The FBI has determined that a new batch of emails apparently related to Hillary Clinton’s private email server “have not changed our conclusion” that she committed no criminal wrongdoing, FBI director James Comey told congressional leaders in a letter on Sunday.
As campaigning continued ahead of Tuesday’s presidential election, a Clinton spokeswoman said the candidate was “glad this matter is resolved”. Clinton’s opponent, Donald Trump, did not immediately address the Comey letter as he spoke at a campaign event in Minnesota.
On 28 October, only 11 days before the presidential election, Comey sent those leaders a letter informing them that agents had discovered emails “that appear pertinent” to the bureau’s months-long investigation into Clinton’s use of a private server while she was secretary of state.
The move, so close to an election, proved tremendously controversial.

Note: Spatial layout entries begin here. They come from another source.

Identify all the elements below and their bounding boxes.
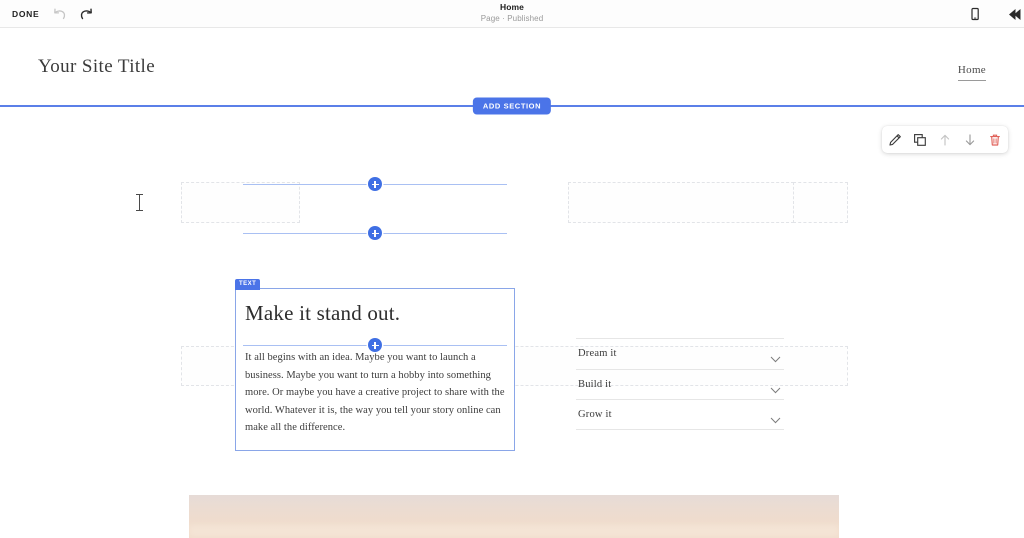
mobile-device-icon[interactable] xyxy=(968,7,982,22)
selected-text-block[interactable]: TEXT Make it stand out. It all begins wi… xyxy=(235,279,515,451)
empty-block-left[interactable] xyxy=(181,182,300,223)
block-toolbar xyxy=(882,126,1008,153)
hero-image[interactable] xyxy=(189,495,839,538)
edit-pencil-icon[interactable] xyxy=(887,132,903,148)
undo-arrow-icon[interactable] xyxy=(52,6,70,22)
nav-link-home[interactable]: Home xyxy=(957,64,987,81)
accordion-item-label: Build it xyxy=(578,378,612,390)
redo-arrow-icon[interactable] xyxy=(76,6,94,22)
cloud-band-upper xyxy=(189,525,839,537)
insert-below-handle[interactable] xyxy=(368,338,382,352)
site-header: Your Site Title Home xyxy=(0,28,1024,105)
block-body-text[interactable]: It all begins with an idea. Maybe you wa… xyxy=(245,349,507,437)
add-section-button[interactable]: ADD SECTION xyxy=(472,97,552,115)
accordion-item-dream-it[interactable]: Dream it xyxy=(576,338,784,369)
block-type-badge[interactable]: TEXT xyxy=(235,279,261,290)
page-status-group: Home Page · Published xyxy=(0,2,1024,24)
move-up-icon[interactable] xyxy=(937,132,953,148)
move-down-icon[interactable] xyxy=(962,132,978,148)
panel-toggle-icon[interactable] xyxy=(1006,7,1022,22)
accordion-item-build-it[interactable]: Build it xyxy=(576,368,784,400)
insert-above-handle[interactable] xyxy=(368,177,382,191)
block-headline[interactable]: Make it stand out. xyxy=(245,301,507,326)
chevron-down-icon xyxy=(770,350,781,363)
chevron-down-icon xyxy=(770,411,781,424)
duplicate-icon[interactable] xyxy=(912,132,928,148)
editor-root: DONE Home Page · Published Your Site Tit… xyxy=(0,0,1024,538)
editor-top-bar: DONE Home Page · Published xyxy=(0,0,1024,28)
page-status-text: Page · Published xyxy=(480,14,544,23)
accordion-item-label: Grow it xyxy=(578,409,612,420)
site-title[interactable]: Your Site Title xyxy=(38,56,155,78)
text-cursor-caret xyxy=(136,194,143,211)
insert-middle-handle[interactable] xyxy=(368,226,382,240)
page-title: Home xyxy=(499,2,525,12)
accordion-item-label: Dream it xyxy=(578,348,617,359)
page-canvas: Dream it Build it Grow it TEXT Make it s… xyxy=(0,106,1024,538)
delete-trash-icon[interactable] xyxy=(987,132,1003,148)
chevron-down-icon xyxy=(770,381,781,393)
done-button[interactable]: DONE xyxy=(8,0,43,28)
accordion-list: Dream it Build it Grow it xyxy=(576,338,784,430)
empty-block-center[interactable] xyxy=(568,182,794,223)
done-button-label: DONE xyxy=(12,9,40,19)
accordion-item-grow-it[interactable]: Grow it xyxy=(576,399,784,430)
empty-block-right[interactable] xyxy=(793,182,848,223)
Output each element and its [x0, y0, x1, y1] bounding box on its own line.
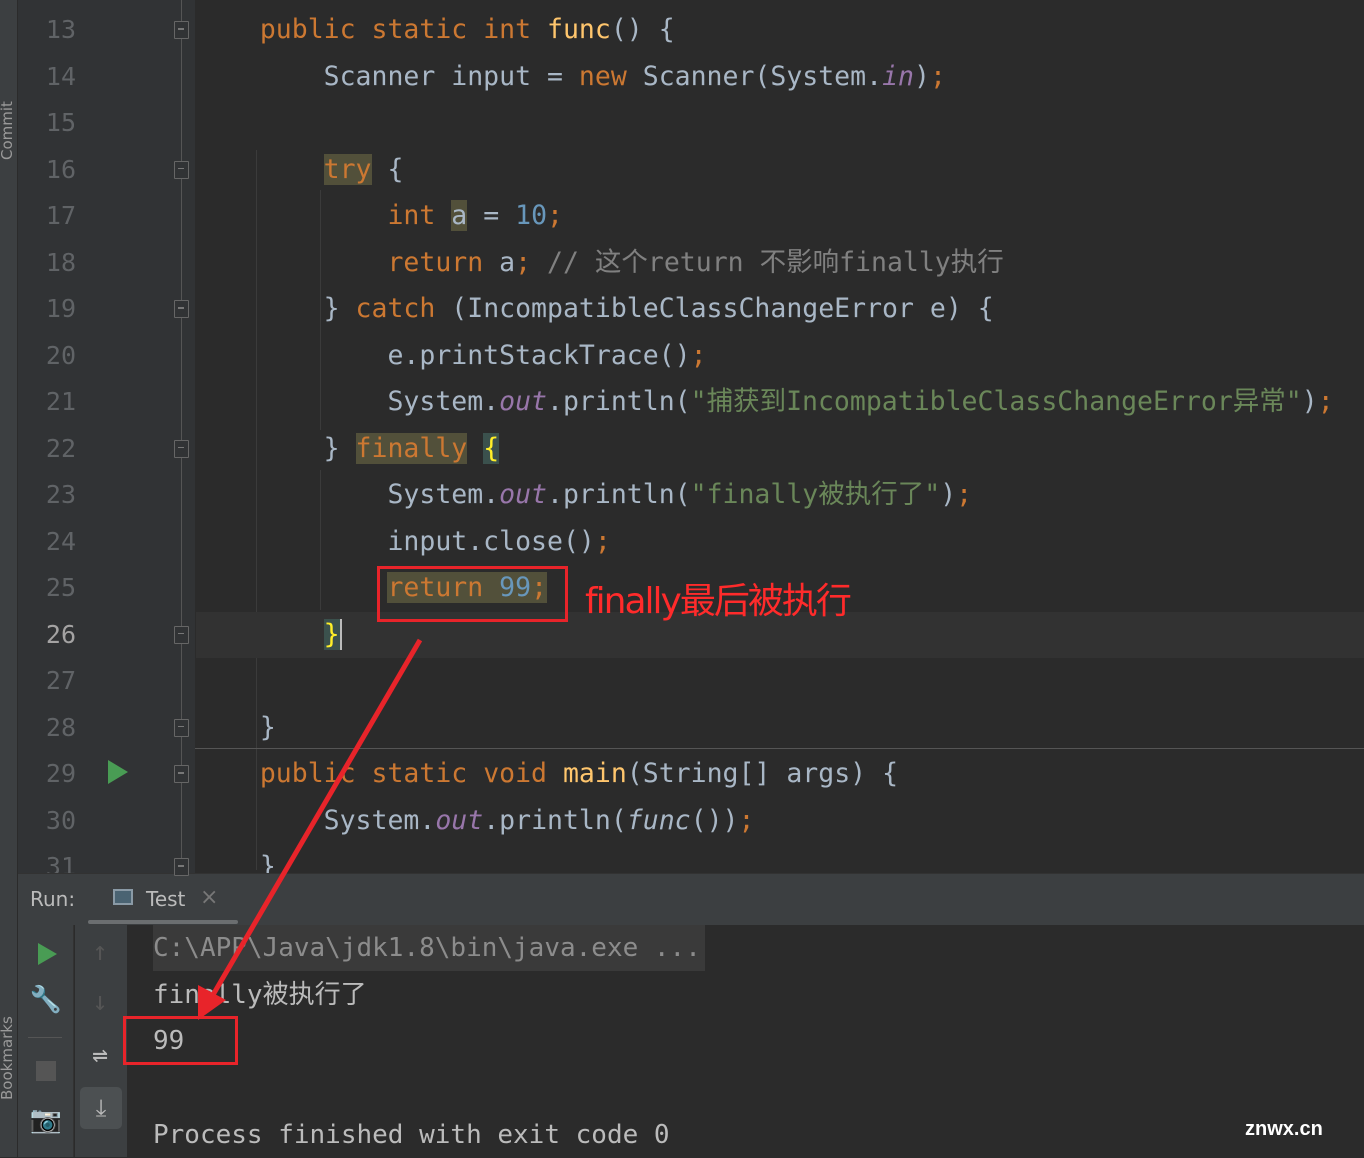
fold-marker-icon[interactable]	[174, 858, 189, 876]
watermark: znwx.cn	[1245, 1118, 1323, 1140]
arrow-shaft	[207, 638, 423, 1002]
annotation-arrow	[198, 638, 423, 1020]
fold-marker-icon[interactable]	[174, 625, 189, 644]
arrow-head	[198, 985, 226, 1020]
fold-marker-icon[interactable]	[174, 718, 189, 737]
fold-marker-icon[interactable]	[174, 439, 189, 458]
fold-marker-icon[interactable]	[174, 300, 189, 318]
fold-marker-icon[interactable]	[174, 160, 189, 179]
fold-marker-icon[interactable]	[174, 765, 189, 783]
fold-marker-icon[interactable]	[174, 21, 189, 39]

In July, Comey had announced that Clinton and her aides were “extremely careless” but that “no reasonable prosecutor” would bring a case against them.
Writing to Congress on Sunday, Comey said: “Since my letter, the FBIinvestigative team has been working around the clock to process and review a large volume of emails from a device obtained in connection with an unrelated criminal investigation.
“During that process, we reviewed all of the communications that were to or from Hillary Clinton while she was secretary of state.”
He concluded: “Based on our review, we have not changed our conclusions that we expressed in July with respect to Secretary Clinton.
“I am grateful to the professionals at the FBI for doing an extraordinary amount of high-quality work in a short period of time.”
Clinton was aboard her campaign plane when the news broke, as was the case with Comey’s initial letter nine days ago. Jennifer Palmieri, a spokeswoman for the campaign, made a brief statement to reporters.
“We are glad to see that [Comey] has found, as we were confident he would, that he has confirmed the conclusions that he reached in July and we are glad that this matter is resolved.”
Aides could be seen huddling toward the front of the plane and reading from an iPad as reports of Comey’s letter came through. Palmieri was spotted entering Clinton’s cabin at very front, shielded by a curtain, moments before she spoke to the press.
Trump was then speaking in an airplane hangar in Minneapolis, to deafening cheers. He did not mention the letter. Instead, he continued to rail against his Democratic rival.
“Hillary Clinton will be under investigation for a long long time, likely concluding in an indictment,” he said to loud chants of “lock her up” from the crowd.
Trump continued: “It’s a rigged system and she’s perfected it … she’s protected by a rigged system and she shouldn’t be allowed to run for president.”
Earlier on Sunday, Trump had told a cheering crowd in Sioux City, Iowa, that “there is little doubt FBI director Comey will be able to garner more then enough evidence for indictments against Hillary Clinton despite her efforts to disparage and discredit the FBI.”
He added: “If she were to win it would create an unprecedented constitutional crisis. In that situation we could very well have sitting president under federal indictment and facing criminal trial.”
The new emails were discovered on a laptop belonging to Anthony Weiner, a former congressman and New York mayoral candidate who is the estranged husband of Huma Abedin, a close aide to Clinton. Weiner is under investigation for allegedly exchanging sexually explicit messages with a minor.
Comey’s first letter, sent so soon before the presidential election surprised both campaigns and cast the FBI into the middle of an acrimonious and volatile race.
Senior Democrats accused Comey of political meddling, Clinton said she found the letter “deeply troubling” and Trump gleefully predicted the emails would reveal a corruption scandal “bigger than Watergate”.
Department of Justice officials expressed surprise that Comey would break with decades of policy about investigations and elections.
Leaks from within the agency revealed acrimony and political rifts within the FBI, and Comey’s letter appeared to reinvigorate Republican opposition to Clinton.
Adam Schiff, the top Democrat in the House intelligence committee, said on Sunday Comey’s letter should end “once and for all” accusations that Clinton had committed any crimes.
“While the original letter should never have been sent so close to an election,” Schiff said, “the expeditious review of these emails should put to rest the irresponsible speculation indulged in by the Trump campaign and others.”